Джулия громко рассмеялась.
– Чего ты смеешься?
– Мой смех ничего общего не имеет с тем, что будто бы не все потеряно.
Это был нервный смех протеста. Темный смех предвидения конца. Благоговейный смех зашоренности.
Бенджи снова позвал в микрофон монитора:
– Кто-нибудь! Кто-нибудь!
Они замолчали.
Джулия поискала в темноте глаза мужа, чтобы поискать в них.
– Кто-нибудь!
Слово на «н»
Когда Джейкоб спустился, успокоив Бенджи, Джулия уже заснула. Или безупречно изображала сон. Джейкобу не спалось. Читать не хотелось – ни книгу, ни журнал, ни даже блог о недвижимости. Телевизор смотреть – тоже. Писать не получится. Мастурбировать тоже. Ни одно занятие не привлекало, все показалось бы постановкой, притворством.

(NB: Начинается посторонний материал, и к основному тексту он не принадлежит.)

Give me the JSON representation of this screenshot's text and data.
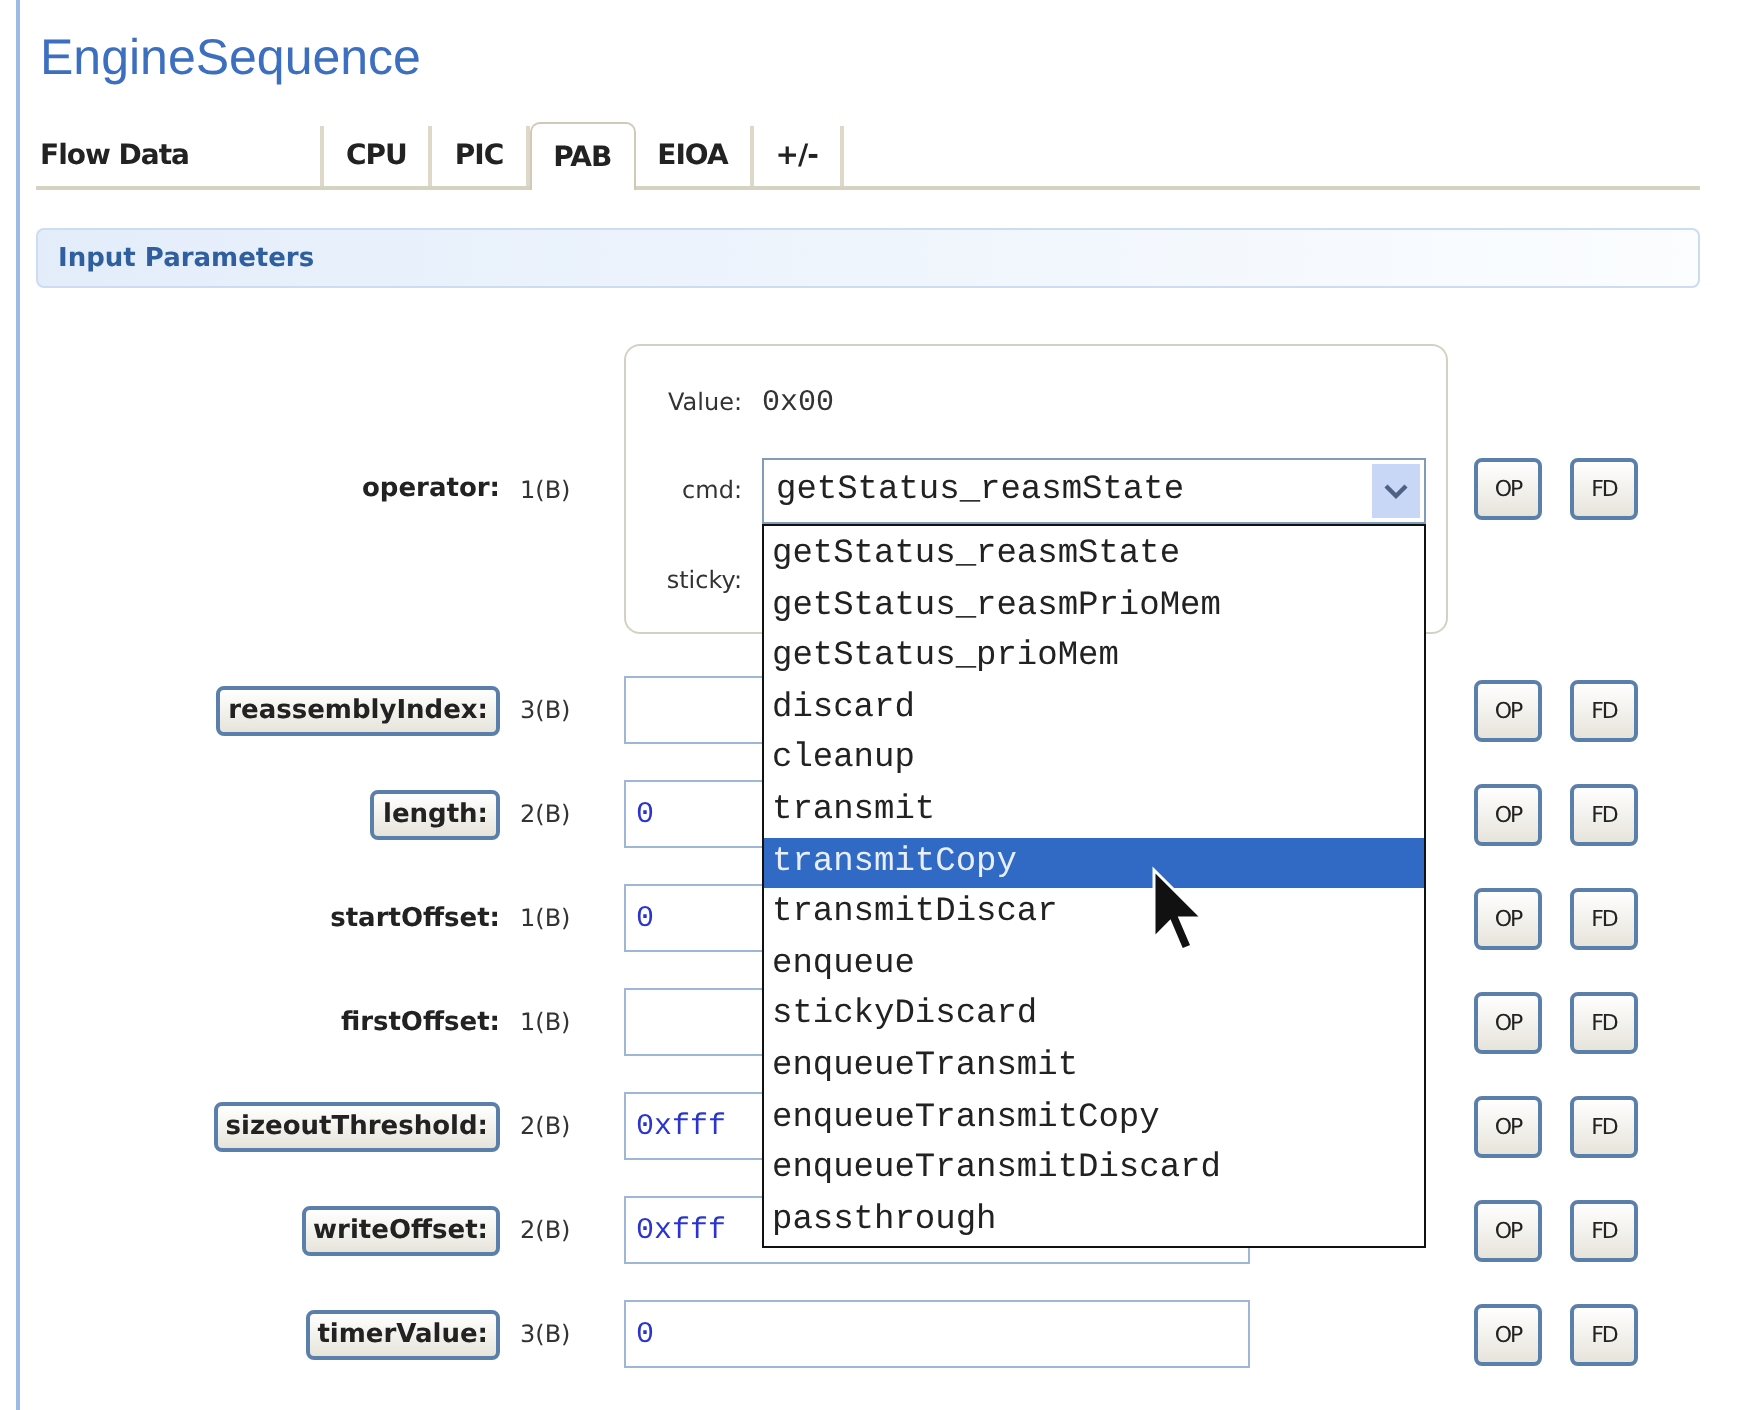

Он отправился в комнату Сэма, надеясь, что созерцание его спящего первого ребенка подарит несколько мгновений душевного покоя. Зыбкий свет выполз из-под двери в коридор, затем втянулся обратно: волны цифрового океана по ту сторону. Сэм, всегда бдительно оберегавший свою территорию, услышал тяжелые шаги отца.
– Пап?
– Один и без оружия.
– Ага. Ты там стоишь? Тебе что-то нужно?
– Можно войти?
Не дожидаясь ответа, Джейкоб отворил дверь.
– Риторический вопрос? – спросил Сэм, не отводя глаз от экрана.
– Чем занимаешься?
– Смотрю телик.
– У тебя нет телика.
– На компе.
– Ну так разве ты не компьютер смотришь?
– Конечно.
– И что идет?
– Да все.
– А что ты смотришь?
– Ничего.
– Найдешь секунду?
– Да: один…
– Это был риторический вопрос.
– А…
– Как дела?
– Это мы разговариваем?
– Ну, я начинаю.
– Все нормально.
– Классно, когда все нормально?
– Что?
– Не знаю. Кажется, я где-то такое слышал. В общем… Сэм…
– Единственный и костлявый[10].
– Зачет. Короче говоря, вот что. Извини, что гружу. Но… Эта ситуация утром в Еврейской школе…
– Я этого не писал.
– Ага. Вот так.
– Ты мне не веришь?
– Тут дело даже не в этом.
– Нет, в этом.
– Было бы значительно легче все это разгрести, если бы ты предложил другое объяснение.
– Но его нет.
– Этот набор слов, в принципе, вообще ерунда. Между нами, меня бы вообще не волновало, если бы это ты написал.
– Я не писал.
– Кроме слова на «н».
Сэм наконец перевел глаза на отца.
– Что, развод?
– Что?
– А, ничего.
– К чему ты это сказал?
– Я не говорил.
– Ты про нас с мамой?
– Не знаю. Я даже себя не слышал за руганью и звоном стекла.